On Nov 28, 2019, at 06:23, joerg van den hoff wrote:

> On 28.11.19 12:44 , Ryan Schmidt wrote:
>> On Nov 28, 2019, at 04:48, joerg van den hoff wrote:
>>> I ran `port upgrade outdated' today. after end of sucessfull completion
>>> 
>>> `port outdated' still reported
>>> 
>>>    ghostscript                    9.27_1 < 9.50_0
>>> 
>>> 
>>> rerunning the `upgrade' did not change anything. on further inspection I 
>>> see that I now have
>>> 
>>> 1) ghostscript @9.25_1+x11
>>> 2) ghostscript @9.26_0+x11
>>> 3) ghostscript @9.27_1+x11 (active)
>>> 4) ghostscript @9.50_0+x11
>>> 
>>> 
>>> question1: why does this happen? should not the `upgrade' take care of 
>>> deactivating/activating automaticall? it usually does...
>> Yes of course. But it is possible for the activate phase of a port to fail. 
>> I think that should leave you with *no* version active, rather than the old 
>> version active.
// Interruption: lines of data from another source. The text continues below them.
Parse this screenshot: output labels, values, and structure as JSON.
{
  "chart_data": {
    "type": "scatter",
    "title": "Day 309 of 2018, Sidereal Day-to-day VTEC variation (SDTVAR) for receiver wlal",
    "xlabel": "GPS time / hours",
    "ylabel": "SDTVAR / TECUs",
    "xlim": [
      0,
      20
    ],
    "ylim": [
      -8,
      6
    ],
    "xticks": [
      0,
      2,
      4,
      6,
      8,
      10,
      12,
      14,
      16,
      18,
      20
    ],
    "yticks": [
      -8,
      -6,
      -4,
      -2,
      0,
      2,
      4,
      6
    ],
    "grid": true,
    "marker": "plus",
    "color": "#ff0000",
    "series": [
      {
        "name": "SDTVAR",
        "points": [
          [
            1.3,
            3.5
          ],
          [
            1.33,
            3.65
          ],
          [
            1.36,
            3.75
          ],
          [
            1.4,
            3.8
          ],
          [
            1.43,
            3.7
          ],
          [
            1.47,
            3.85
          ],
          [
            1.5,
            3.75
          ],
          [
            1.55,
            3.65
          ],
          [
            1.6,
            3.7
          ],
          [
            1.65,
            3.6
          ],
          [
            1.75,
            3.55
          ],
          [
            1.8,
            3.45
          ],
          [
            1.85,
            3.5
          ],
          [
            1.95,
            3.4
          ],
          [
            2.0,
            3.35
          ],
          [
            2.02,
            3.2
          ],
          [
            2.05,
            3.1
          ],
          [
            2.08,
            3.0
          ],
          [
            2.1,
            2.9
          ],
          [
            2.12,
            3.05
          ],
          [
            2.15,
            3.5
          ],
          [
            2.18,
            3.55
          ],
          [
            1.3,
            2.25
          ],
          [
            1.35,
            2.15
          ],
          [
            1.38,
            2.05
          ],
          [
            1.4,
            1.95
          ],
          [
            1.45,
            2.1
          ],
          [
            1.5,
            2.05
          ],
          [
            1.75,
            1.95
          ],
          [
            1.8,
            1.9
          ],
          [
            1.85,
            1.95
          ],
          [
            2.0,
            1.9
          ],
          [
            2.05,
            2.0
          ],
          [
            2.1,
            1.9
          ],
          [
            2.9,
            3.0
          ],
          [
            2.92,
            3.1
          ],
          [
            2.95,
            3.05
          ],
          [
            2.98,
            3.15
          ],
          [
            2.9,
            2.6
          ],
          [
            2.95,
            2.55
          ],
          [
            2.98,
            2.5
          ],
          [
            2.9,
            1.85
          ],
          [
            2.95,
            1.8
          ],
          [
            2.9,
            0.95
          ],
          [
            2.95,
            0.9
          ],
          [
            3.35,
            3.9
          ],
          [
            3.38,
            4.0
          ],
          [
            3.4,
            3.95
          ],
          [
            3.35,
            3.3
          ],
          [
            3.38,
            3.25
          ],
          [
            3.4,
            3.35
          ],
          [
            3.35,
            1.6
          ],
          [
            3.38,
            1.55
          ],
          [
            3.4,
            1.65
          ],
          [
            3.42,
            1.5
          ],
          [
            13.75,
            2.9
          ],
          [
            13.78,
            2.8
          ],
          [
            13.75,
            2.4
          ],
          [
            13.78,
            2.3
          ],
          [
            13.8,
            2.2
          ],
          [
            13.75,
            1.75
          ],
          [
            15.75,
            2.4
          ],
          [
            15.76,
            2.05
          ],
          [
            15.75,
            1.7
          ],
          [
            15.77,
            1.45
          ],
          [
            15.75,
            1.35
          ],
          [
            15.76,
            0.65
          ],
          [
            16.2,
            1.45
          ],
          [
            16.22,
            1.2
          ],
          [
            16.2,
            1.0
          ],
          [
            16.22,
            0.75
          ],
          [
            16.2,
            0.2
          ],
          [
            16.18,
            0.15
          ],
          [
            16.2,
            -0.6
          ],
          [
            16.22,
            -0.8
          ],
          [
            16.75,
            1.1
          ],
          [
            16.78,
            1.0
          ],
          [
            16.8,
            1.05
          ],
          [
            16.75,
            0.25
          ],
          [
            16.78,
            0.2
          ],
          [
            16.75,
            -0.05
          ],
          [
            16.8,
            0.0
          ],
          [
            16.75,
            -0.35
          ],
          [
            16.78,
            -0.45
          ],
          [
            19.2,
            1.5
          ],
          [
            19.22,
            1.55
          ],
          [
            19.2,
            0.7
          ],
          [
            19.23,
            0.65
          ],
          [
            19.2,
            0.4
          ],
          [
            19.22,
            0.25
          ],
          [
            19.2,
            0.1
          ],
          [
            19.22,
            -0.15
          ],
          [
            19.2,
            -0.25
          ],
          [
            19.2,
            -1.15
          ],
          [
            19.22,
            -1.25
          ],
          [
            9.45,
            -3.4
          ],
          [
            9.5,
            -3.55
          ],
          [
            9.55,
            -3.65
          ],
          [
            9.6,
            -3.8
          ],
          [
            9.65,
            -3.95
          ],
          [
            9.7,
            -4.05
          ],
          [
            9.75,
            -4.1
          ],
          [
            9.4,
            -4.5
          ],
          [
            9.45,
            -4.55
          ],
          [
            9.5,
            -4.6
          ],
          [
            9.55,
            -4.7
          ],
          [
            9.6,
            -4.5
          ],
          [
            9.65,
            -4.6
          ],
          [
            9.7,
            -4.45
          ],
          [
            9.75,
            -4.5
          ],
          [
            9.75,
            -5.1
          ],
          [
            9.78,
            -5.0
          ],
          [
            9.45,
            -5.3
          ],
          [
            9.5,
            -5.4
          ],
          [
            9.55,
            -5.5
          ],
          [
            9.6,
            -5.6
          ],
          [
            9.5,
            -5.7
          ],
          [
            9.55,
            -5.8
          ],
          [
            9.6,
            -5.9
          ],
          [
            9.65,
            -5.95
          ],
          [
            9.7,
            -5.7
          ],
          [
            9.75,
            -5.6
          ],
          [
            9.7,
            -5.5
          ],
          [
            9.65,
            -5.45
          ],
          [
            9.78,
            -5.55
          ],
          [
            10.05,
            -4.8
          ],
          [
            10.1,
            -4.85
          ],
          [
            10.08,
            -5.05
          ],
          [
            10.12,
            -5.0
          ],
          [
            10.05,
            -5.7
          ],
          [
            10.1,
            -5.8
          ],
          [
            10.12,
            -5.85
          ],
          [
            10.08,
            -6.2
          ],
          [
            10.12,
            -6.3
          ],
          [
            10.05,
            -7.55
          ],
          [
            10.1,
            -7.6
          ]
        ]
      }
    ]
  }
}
It is also possible for the user to reactivate old versions, 
>> though I suppose you would know if you had done this.
> 
> I don't think that has happened. if so, it would have to be too long ago to 
> remember. so is that a potential bug in `ports' logic?

I really can't answer that at this point. If you have a reproduction recipe 
that always leads to this problem happening, then we could investigate it.